Harry's Law/YMMV

Everything About Fiction You Never Wanted to Know.


  • Anvilicious: Too many examples to count; let's just say the show is a continuous display of good black folks being abused by mean white folks.
    • For example, a speech in court about how drugs should be legalized to save people from drug violence, but the Republicans have been hijacked by Rush Limbaugh. The prosecutor is an arrogant conservative white man. The judge is a calm black man. The client, a decent black college guy who bought drugs for the first time. (He is acquitted.) And so it goes.
    • The show hardly has a single malicious character and the antagonists are pretty much just trying to do their jobs. The show's main theme is (both good and bad) minority folks getting abused by a system that wasn't built with them in mind. But yeah, you can definitely make a case that it is Anvilicious about it.
  • Harsher in Hindsight: In "Wheels of Justice", there's a joke near the beginning where Jenna states that she is carrying several self defense items, such as a knife and a taser. Later on, she reveals that she had been raped as a child.
  • Straw Man Has a Point: In one episode, the main characters defend a 16 year-old "street doctor" who is treating people without a license or formal training. The prosecutor wants to him to stop, but Harry and Co. plead that he is saving lives. Problem is, his practice is a huge case of You Fail Your Medical Boards Forever. He is shown pulling bullets from a man who has just been shot instead of applying pressure to stop the bleeding, and in another scene he is shown yanking a knife out of a patient's leg, which is a good way to sever an artery and kill someone.
  • Screwed by the Network: Canceled after two seasons. The show brought in the numbers for NBC, but the advertisers didn't like that its core demographic skewed old.
  • Unfortunate Implications: In one episode Harry, who spends the episode being anything but humble, tells her client, a wrongfully imprisoned Angry Black Man, that he should be more humble - even toward a (white)actively malevolent Obstructive Bureaucrat.
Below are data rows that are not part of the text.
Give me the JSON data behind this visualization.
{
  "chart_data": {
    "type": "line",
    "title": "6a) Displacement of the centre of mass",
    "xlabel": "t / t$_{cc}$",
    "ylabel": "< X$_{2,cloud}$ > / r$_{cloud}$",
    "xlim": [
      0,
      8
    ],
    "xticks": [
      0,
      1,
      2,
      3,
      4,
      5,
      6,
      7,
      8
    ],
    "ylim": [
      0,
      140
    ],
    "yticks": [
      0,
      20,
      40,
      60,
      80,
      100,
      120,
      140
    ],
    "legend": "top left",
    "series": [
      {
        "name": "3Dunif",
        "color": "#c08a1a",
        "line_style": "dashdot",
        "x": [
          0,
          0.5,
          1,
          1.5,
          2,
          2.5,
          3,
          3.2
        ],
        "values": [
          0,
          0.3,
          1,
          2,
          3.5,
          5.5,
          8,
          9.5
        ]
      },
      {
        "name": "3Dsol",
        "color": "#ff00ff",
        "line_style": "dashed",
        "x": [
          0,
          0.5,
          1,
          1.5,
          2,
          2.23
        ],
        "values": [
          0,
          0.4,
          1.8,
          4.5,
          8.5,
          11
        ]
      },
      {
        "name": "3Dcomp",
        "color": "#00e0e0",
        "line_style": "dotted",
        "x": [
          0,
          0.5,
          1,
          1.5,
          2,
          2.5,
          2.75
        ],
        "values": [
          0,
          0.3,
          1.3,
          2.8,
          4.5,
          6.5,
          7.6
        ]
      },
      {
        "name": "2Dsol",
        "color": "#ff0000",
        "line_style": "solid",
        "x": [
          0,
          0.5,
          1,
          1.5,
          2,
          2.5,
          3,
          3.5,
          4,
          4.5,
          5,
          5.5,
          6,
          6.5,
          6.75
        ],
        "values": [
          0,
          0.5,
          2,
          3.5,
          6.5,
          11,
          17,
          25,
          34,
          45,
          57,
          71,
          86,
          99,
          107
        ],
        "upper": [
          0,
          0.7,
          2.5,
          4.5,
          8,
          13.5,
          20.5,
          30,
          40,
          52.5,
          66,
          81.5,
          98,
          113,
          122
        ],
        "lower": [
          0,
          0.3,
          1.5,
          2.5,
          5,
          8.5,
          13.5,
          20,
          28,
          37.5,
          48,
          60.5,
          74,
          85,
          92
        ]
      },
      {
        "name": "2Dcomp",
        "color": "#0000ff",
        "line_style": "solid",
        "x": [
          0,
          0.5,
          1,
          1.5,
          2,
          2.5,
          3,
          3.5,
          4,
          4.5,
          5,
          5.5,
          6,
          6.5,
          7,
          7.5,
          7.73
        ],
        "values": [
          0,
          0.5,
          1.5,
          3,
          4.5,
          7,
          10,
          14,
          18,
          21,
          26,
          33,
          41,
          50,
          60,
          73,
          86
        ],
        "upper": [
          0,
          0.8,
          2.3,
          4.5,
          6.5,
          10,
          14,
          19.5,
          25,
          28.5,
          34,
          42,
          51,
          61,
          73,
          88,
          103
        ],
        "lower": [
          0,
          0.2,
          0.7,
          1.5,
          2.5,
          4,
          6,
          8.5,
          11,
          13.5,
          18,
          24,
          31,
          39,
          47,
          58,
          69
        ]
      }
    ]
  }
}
    • Arguably, she said this only because the bureaucrat wasn't going to parole him without it. On the other hand, Harry and the show seemed to almost side with the bureaucrat, because the prisoner didn't get paroled until he genuinely learned a Very Special Lesson about the importance of humility... Toward offensive white people? His glare, says Harry, is "unattractive".
  • What the Hell, Hero?: In one episode, Harry's firm ends up indirectly defending China's one child policy. For one thing, the situation leading to the court case is non-sensical. More importantly, seriously?! You're defending a policy imposing massive cultural distortions, forced abortions, abortion or abandonment for millions (possibly even hundreds of millions) of infant girls? Apparently, to a radical liberal, the phrase "reproductive rights" exclusively means the right *not* to reproduce. Actually wanting to have children is evidence of some kind of perversion.
    • Well we do live in a world where some particularly militant child-free by choice people call parents "breeders" and children "crotch droppings." So that viewpoint is, unfortunately, a very real one that some people have. Whoever wrote that episode just might be one of them.